How useful is it studying literature? The reason I ask is because (at least my high school) English courses seem to miss the target. Let me explain. We read the text. We find the "what's" of the work, what the author is trying to say. And then, instead of going on to evaluate the validity of the author's opinions on the topic we go backwards! We start describing how the author conveys their themes. My answer is: who cares. I'm sure that is not what the authors want us to look at. It's like evaluating how the frame of a painting accentuates such and such, rather than looking at the painting itself. Is it a fault with the nature of the subject of literary study, do I not understand the subject properly, or is it just not for me? Thanks for your time.
Accepted:
December 28, 2008

Comments

Douglas Burnham
January 13, 2009 (changed January 13, 2009) Permalink

You understand the subject correctly, I believe. The study of literature has not always been done in this way, and is not done the same way everywhere. Saying that, the study of the way literature achieves meaning and certain effects, and the relation of these to the social or intellectual climate of the time, is a dominant way of doing things. Thus, for the most part, the study of literature is the study of how literature 'works', and not the validity of any ideas it contains.

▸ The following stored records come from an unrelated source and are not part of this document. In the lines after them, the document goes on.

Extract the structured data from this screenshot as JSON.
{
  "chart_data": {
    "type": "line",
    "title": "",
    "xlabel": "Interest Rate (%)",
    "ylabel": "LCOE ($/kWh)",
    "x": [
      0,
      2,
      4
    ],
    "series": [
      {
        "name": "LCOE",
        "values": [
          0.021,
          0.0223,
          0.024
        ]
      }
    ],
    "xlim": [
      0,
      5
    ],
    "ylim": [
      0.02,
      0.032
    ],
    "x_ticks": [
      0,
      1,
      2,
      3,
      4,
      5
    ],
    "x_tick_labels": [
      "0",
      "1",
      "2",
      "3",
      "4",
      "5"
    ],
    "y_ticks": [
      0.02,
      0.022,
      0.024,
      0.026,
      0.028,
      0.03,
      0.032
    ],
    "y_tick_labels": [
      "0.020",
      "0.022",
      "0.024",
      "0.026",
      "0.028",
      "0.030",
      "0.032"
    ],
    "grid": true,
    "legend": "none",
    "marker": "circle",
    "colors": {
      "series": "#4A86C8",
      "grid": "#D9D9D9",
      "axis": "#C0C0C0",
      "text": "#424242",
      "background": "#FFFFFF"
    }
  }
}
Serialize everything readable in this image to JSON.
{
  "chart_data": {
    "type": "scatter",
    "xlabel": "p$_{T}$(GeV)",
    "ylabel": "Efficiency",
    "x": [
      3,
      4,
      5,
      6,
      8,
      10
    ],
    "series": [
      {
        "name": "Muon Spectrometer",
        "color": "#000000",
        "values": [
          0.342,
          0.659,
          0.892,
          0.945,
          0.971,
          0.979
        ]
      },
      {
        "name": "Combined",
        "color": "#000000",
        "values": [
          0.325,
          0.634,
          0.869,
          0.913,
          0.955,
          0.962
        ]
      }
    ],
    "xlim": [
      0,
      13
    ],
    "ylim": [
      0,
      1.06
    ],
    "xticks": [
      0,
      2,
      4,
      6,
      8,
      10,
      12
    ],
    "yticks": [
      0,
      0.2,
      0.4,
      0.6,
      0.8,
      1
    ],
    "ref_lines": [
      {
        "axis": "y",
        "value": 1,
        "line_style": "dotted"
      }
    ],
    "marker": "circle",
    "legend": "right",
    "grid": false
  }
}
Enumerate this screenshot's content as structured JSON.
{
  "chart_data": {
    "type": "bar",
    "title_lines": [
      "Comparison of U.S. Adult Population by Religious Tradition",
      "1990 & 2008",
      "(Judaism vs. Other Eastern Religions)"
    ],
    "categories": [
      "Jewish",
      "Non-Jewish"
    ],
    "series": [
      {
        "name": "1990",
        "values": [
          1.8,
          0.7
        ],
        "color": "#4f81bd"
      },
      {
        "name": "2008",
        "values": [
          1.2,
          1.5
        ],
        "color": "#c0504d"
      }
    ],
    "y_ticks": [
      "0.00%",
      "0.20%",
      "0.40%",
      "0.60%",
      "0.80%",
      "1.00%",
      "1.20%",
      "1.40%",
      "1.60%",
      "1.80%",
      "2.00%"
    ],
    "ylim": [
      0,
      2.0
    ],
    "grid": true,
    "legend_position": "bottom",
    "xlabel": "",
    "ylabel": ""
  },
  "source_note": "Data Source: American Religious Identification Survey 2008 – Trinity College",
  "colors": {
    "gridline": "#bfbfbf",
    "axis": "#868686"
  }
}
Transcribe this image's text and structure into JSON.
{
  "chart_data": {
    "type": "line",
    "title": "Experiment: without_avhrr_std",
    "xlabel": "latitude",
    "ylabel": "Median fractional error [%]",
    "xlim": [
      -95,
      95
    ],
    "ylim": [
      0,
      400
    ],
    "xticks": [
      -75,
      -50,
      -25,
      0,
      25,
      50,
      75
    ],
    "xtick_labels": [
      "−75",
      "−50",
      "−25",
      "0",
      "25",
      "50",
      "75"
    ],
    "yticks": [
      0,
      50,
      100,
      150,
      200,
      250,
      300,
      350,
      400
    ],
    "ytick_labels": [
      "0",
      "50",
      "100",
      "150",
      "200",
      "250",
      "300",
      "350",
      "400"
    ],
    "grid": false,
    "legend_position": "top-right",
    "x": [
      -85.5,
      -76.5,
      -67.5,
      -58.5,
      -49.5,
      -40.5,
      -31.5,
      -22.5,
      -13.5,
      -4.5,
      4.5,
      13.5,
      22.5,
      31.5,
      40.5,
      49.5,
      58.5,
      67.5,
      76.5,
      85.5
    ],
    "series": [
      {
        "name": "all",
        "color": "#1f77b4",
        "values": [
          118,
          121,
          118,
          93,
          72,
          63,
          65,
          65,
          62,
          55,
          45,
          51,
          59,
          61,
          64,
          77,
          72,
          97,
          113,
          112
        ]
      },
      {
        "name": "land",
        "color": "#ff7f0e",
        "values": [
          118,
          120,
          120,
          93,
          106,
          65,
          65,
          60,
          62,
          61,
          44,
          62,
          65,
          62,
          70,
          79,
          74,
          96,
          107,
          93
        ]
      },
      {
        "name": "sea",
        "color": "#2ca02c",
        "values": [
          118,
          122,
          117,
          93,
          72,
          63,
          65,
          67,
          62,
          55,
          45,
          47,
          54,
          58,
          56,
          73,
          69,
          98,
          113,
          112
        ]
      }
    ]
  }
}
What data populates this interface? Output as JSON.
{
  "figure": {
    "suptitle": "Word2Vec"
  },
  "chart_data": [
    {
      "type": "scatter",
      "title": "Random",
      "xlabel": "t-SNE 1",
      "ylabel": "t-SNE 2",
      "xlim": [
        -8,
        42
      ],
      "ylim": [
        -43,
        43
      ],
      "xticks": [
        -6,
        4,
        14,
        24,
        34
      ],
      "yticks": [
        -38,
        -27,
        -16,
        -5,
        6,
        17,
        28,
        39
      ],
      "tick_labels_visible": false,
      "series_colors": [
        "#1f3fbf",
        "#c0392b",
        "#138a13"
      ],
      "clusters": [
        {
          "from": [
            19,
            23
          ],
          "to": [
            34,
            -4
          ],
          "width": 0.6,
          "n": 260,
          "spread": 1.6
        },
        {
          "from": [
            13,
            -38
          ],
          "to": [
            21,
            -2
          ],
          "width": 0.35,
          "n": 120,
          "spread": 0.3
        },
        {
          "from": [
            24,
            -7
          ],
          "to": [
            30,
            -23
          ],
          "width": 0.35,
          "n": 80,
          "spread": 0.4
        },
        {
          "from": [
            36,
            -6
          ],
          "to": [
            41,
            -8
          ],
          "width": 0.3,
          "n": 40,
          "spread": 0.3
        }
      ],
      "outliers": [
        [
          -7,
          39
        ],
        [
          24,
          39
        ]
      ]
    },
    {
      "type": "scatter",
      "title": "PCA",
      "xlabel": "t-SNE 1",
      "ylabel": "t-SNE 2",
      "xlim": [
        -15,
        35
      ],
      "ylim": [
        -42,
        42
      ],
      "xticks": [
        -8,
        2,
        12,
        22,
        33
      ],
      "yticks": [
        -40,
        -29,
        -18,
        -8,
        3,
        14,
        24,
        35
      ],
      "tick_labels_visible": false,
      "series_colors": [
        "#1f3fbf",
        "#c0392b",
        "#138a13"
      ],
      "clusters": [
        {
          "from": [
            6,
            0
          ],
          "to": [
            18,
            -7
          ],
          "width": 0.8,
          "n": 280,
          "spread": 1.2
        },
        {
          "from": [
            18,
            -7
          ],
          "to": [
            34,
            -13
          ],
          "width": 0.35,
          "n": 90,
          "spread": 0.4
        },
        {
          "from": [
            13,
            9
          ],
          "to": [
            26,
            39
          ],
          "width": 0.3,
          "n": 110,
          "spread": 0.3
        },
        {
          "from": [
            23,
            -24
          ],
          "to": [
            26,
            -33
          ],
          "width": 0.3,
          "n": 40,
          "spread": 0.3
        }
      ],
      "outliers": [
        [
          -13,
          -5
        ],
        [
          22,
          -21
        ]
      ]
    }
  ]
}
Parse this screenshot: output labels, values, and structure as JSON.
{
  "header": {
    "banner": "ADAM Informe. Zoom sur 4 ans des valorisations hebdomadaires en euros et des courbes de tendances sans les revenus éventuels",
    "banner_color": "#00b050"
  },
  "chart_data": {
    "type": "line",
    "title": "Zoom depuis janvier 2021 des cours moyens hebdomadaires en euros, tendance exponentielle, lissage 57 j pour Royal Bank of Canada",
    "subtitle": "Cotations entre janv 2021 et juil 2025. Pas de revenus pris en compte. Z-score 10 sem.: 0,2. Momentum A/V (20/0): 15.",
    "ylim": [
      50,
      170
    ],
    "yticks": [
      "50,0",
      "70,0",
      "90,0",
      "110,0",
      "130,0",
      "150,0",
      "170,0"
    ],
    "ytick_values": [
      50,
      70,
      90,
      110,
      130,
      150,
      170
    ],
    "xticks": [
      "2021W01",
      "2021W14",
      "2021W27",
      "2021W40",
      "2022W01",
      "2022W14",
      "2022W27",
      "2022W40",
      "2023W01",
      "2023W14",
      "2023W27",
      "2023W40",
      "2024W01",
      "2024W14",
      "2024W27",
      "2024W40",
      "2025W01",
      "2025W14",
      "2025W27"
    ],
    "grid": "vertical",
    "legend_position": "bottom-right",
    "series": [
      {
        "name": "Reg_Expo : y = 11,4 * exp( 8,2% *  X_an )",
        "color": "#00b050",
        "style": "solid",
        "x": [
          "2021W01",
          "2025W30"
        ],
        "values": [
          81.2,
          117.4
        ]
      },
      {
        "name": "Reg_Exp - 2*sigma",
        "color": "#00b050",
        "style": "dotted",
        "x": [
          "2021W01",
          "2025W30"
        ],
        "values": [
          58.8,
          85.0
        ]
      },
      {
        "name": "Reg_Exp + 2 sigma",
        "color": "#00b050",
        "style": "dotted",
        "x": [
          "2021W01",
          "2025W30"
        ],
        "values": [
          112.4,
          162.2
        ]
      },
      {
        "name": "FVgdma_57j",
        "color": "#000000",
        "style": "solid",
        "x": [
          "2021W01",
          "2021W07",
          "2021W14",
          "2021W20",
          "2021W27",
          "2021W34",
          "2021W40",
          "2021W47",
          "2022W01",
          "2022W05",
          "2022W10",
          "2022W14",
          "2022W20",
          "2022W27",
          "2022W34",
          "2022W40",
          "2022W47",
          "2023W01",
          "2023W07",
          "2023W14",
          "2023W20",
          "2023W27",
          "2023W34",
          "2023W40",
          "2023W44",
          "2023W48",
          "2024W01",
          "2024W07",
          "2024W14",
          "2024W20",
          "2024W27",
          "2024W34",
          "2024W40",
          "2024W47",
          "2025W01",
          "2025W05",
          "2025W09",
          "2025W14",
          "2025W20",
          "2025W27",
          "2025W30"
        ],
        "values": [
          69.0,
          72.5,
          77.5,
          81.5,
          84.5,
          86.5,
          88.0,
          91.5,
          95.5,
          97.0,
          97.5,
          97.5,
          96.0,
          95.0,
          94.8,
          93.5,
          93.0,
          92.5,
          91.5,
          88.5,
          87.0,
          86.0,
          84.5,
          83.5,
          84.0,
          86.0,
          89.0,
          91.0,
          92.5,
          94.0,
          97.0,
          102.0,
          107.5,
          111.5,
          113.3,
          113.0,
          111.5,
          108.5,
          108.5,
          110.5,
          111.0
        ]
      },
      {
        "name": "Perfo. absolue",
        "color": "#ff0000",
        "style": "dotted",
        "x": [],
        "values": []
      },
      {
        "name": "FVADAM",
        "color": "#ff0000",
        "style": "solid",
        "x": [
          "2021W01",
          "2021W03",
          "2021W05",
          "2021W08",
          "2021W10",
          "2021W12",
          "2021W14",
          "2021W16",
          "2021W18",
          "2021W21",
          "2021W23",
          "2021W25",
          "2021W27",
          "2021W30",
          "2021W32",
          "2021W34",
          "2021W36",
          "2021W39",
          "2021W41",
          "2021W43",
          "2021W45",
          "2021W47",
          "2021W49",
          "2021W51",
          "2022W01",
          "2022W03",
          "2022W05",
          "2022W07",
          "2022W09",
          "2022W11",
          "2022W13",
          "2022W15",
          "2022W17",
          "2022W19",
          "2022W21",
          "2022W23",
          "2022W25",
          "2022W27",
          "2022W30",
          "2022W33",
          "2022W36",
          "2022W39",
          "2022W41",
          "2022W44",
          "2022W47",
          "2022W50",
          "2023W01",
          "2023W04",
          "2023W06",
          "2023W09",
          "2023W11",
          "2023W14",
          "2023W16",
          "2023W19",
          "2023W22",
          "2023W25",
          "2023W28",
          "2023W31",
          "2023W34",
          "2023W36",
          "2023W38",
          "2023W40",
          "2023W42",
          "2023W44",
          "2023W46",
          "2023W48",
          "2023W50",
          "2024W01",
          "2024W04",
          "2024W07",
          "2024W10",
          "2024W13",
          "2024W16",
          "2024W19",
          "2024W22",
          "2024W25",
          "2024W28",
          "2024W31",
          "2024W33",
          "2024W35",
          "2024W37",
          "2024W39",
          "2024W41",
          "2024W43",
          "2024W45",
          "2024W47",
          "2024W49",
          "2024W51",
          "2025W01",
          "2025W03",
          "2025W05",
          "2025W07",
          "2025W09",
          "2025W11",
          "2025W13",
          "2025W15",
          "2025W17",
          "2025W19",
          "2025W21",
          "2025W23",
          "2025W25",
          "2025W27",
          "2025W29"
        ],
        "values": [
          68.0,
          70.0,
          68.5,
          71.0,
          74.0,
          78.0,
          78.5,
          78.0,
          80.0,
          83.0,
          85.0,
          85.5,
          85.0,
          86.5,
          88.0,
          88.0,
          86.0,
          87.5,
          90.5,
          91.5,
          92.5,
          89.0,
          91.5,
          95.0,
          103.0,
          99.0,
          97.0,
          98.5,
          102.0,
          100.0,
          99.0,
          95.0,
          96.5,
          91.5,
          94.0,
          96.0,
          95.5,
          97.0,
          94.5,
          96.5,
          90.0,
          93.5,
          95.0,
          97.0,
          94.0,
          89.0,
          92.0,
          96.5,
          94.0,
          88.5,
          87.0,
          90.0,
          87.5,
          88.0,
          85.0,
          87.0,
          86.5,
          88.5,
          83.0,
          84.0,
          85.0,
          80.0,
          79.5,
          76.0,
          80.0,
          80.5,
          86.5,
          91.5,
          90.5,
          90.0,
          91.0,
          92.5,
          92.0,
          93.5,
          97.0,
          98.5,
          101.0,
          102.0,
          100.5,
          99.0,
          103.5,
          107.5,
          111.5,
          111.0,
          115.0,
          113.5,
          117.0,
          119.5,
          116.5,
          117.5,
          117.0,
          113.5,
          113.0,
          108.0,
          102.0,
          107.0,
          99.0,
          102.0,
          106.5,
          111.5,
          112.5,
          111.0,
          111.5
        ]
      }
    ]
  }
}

However, it's not entirely lacking in usefulness! The study of literature might unveil subtle rhetorical ploys used to make an implausible idea seem self-evident; also it might (like history) help us to understand where ideas come from, why they were believed; finally, it might help us to understand the significance ideas have in people's lives, in part by dramatising how the consequences of beliefs or actions play out. All of these things are philosophically valuable.